UWNSL/Llama3.1-3B-Instruct_Mix-Long Overview
This model is a fine-tuned variant of the Meta Llama-3.2-3B-Instruct architecture, developed by UWNSL. It is a 3.2 billion parameter instruction-following language model, distinguished by its 32768-token context window, which allows for processing significantly longer inputs compared to many base models.
Key Characteristics
- Base Model: Fine-tuned from
meta-llama/Llama-3.2-3B-Instruct. - Parameter Count: 3.2 billion parameters.
- Context Length: Supports an extended context of 32768 tokens.

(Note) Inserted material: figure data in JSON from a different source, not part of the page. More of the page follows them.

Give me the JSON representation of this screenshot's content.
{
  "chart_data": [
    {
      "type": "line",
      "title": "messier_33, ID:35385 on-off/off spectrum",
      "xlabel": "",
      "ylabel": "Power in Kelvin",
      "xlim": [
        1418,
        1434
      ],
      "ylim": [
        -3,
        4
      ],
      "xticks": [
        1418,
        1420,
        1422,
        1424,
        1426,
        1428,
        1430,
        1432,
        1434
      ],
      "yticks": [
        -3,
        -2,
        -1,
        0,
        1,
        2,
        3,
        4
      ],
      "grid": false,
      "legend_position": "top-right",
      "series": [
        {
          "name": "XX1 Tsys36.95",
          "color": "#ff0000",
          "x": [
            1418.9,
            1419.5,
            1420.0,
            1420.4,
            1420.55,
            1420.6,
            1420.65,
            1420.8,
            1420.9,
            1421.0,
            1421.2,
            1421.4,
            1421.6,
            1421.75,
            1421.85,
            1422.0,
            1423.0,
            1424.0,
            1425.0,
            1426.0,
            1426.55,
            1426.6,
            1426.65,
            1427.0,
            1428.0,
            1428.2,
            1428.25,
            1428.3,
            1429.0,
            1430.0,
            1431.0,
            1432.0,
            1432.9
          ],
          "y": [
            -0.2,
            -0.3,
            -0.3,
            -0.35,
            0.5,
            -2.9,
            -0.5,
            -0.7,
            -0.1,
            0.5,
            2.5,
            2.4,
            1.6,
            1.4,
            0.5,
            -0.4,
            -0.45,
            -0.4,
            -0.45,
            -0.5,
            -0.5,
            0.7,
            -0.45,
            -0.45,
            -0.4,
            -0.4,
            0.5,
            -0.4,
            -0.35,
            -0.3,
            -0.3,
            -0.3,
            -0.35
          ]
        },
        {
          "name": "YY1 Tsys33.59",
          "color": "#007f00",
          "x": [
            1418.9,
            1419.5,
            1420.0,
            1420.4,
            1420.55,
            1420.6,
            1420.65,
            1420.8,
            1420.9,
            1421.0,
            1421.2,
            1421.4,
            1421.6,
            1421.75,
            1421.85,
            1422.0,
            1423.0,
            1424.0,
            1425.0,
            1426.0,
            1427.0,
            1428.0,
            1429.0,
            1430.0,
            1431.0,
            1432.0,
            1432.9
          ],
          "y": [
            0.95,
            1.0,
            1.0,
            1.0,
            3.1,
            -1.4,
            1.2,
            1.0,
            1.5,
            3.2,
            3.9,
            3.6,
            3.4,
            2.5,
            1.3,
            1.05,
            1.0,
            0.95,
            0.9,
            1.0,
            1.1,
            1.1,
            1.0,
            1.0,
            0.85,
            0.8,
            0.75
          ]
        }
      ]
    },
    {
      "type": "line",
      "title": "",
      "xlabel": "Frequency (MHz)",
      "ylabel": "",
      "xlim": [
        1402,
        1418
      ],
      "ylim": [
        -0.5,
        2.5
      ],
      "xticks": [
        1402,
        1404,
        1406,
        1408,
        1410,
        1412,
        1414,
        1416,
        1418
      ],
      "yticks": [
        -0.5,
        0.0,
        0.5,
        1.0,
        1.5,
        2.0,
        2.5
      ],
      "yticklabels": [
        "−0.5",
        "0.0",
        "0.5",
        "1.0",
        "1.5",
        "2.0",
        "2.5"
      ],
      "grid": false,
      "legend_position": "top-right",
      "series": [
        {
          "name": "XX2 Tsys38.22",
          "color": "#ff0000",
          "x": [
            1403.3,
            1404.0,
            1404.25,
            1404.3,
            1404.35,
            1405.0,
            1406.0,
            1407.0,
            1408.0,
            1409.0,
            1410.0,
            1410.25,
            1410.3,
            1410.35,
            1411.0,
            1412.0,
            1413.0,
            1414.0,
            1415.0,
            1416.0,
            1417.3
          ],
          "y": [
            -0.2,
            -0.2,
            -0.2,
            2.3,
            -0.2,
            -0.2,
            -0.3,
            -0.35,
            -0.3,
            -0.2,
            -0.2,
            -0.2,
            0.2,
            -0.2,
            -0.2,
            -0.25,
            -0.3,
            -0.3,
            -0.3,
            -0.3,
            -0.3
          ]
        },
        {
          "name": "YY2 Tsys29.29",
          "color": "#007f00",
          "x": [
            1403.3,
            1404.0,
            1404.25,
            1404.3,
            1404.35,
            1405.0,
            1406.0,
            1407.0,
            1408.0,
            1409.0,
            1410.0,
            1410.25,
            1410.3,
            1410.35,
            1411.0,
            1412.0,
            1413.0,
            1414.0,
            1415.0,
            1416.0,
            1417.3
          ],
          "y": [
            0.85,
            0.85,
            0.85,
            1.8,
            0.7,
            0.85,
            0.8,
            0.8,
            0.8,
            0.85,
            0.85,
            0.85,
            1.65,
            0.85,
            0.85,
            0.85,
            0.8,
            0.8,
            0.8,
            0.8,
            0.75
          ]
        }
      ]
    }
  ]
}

- Training Data: Fine-tuned on the
Mix-Long_long_0.2_short_0.8 dataset. - Training Loss: Achieved a loss of 0.2421 on the evaluation set during training.
Intended Use Cases
Given its instruction-tuned nature and extended context window, this model is well-suited for applications requiring:
- General instruction following: Responding to a wide range of prompts and commands.
- Long-form text processing: Summarization, analysis, or generation of documents, articles, or code with substantial length.
- Conversational AI: Maintaining context over extended dialogues.
Training Details
The model was trained using a learning rate of 1e-05, a total batch size of 80 (with gradient accumulation), and the AdamW optimizer over 2 epochs. The training utilized Transformers 4.46.1 and Pytorch 2.6.0+cu124.